Potential energy as a function of $$r$$ is given by $$U = \frac{A}{r^{10}} - \frac{B}{r^5}$$, where $$r$$ is the interatomic distance, $$A$$ and $$B$$ are positive constants. The equilibrium distance between the two atoms will be :

Given the potential energy function $$U = \frac{A}{r^{10}} - \frac{B}{r^{5}}$$ where $$A$$ and $$B$$ are positive constants, the force is the negative derivative of potential energy with respect to $$r$$, so $$F = -\frac{dU}{dr}$$. Computing the derivative gives $$\frac{dU}{dr} = \frac{d}{dr}\left(\frac{A}{r^{10}}\right) - \frac{d}{dr}\left(\frac{B}{r^{5}}\right) = -\frac{10A}{r^{11}} + \frac{5B}{r^{6}}$$. Therefore, $$F = -\frac{dU}{dr} = \frac{10A}{r^{11}} - \frac{5B}{r^{6}}$$.

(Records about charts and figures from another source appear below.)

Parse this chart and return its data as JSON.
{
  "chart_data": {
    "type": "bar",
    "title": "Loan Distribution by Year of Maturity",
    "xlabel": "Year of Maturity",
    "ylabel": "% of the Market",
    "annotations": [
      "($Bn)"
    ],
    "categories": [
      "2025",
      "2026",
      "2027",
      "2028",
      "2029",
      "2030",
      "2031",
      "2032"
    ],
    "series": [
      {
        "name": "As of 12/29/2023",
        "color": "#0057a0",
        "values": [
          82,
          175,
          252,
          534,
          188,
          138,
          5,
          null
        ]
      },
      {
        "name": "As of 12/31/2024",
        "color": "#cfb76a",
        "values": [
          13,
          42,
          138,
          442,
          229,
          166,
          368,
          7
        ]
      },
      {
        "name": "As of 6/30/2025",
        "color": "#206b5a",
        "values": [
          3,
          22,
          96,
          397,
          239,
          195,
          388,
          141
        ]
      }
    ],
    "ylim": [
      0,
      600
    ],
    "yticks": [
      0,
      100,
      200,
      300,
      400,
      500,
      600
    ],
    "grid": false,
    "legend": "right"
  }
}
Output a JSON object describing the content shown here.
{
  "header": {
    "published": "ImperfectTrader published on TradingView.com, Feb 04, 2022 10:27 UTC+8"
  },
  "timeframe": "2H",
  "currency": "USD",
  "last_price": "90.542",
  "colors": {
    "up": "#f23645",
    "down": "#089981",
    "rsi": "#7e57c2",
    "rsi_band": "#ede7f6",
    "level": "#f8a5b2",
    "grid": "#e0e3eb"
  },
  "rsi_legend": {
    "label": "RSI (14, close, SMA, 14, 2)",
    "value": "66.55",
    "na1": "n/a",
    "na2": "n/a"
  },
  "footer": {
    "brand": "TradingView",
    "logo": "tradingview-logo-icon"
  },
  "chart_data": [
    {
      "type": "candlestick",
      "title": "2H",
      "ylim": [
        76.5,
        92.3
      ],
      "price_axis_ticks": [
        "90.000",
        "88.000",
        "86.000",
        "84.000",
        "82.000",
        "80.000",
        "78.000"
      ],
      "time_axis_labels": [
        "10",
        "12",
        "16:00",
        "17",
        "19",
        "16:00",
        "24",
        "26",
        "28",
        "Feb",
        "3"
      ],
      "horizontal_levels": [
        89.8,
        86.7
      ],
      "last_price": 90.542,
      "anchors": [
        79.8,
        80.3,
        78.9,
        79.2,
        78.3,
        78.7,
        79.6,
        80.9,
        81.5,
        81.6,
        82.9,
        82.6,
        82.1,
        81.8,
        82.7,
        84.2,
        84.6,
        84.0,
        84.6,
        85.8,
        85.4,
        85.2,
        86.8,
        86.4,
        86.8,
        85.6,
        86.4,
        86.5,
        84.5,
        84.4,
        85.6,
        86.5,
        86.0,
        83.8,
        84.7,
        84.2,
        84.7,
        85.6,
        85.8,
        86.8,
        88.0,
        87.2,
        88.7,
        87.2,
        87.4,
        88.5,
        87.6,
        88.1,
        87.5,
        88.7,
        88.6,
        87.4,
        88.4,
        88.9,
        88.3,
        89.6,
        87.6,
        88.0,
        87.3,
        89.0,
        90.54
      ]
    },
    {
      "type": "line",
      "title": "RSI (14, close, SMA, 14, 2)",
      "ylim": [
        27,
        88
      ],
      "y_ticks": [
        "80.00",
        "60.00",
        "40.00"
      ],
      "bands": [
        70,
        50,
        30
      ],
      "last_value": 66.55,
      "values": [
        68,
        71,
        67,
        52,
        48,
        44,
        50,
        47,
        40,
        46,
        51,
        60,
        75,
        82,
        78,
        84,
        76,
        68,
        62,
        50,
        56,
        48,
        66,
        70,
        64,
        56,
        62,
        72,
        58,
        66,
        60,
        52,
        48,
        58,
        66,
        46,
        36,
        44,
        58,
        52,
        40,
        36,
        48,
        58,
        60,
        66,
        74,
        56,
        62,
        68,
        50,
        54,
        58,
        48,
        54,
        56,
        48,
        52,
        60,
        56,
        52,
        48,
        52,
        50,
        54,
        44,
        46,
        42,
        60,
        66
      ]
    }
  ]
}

At equilibrium, the net force is zero ($$F = 0$$), leading to $$\frac{10A}{r^{11}} = \frac{5B}{r^{6}}$$. Multiplying both sides by $$r^{11}$$ yields $$10A = 5B \cdot r^{5}$$, so $$r^{5} = \frac{10A}{5B} = \frac{2A}{B}$$ and hence $$r = \left(\frac{2A}{B}\right)^{\frac{1}{5}}$$. The equilibrium distance between the two atoms is $$\left(\frac{2A}{B}\right)^{1/5}$$. The correct answer is Option C.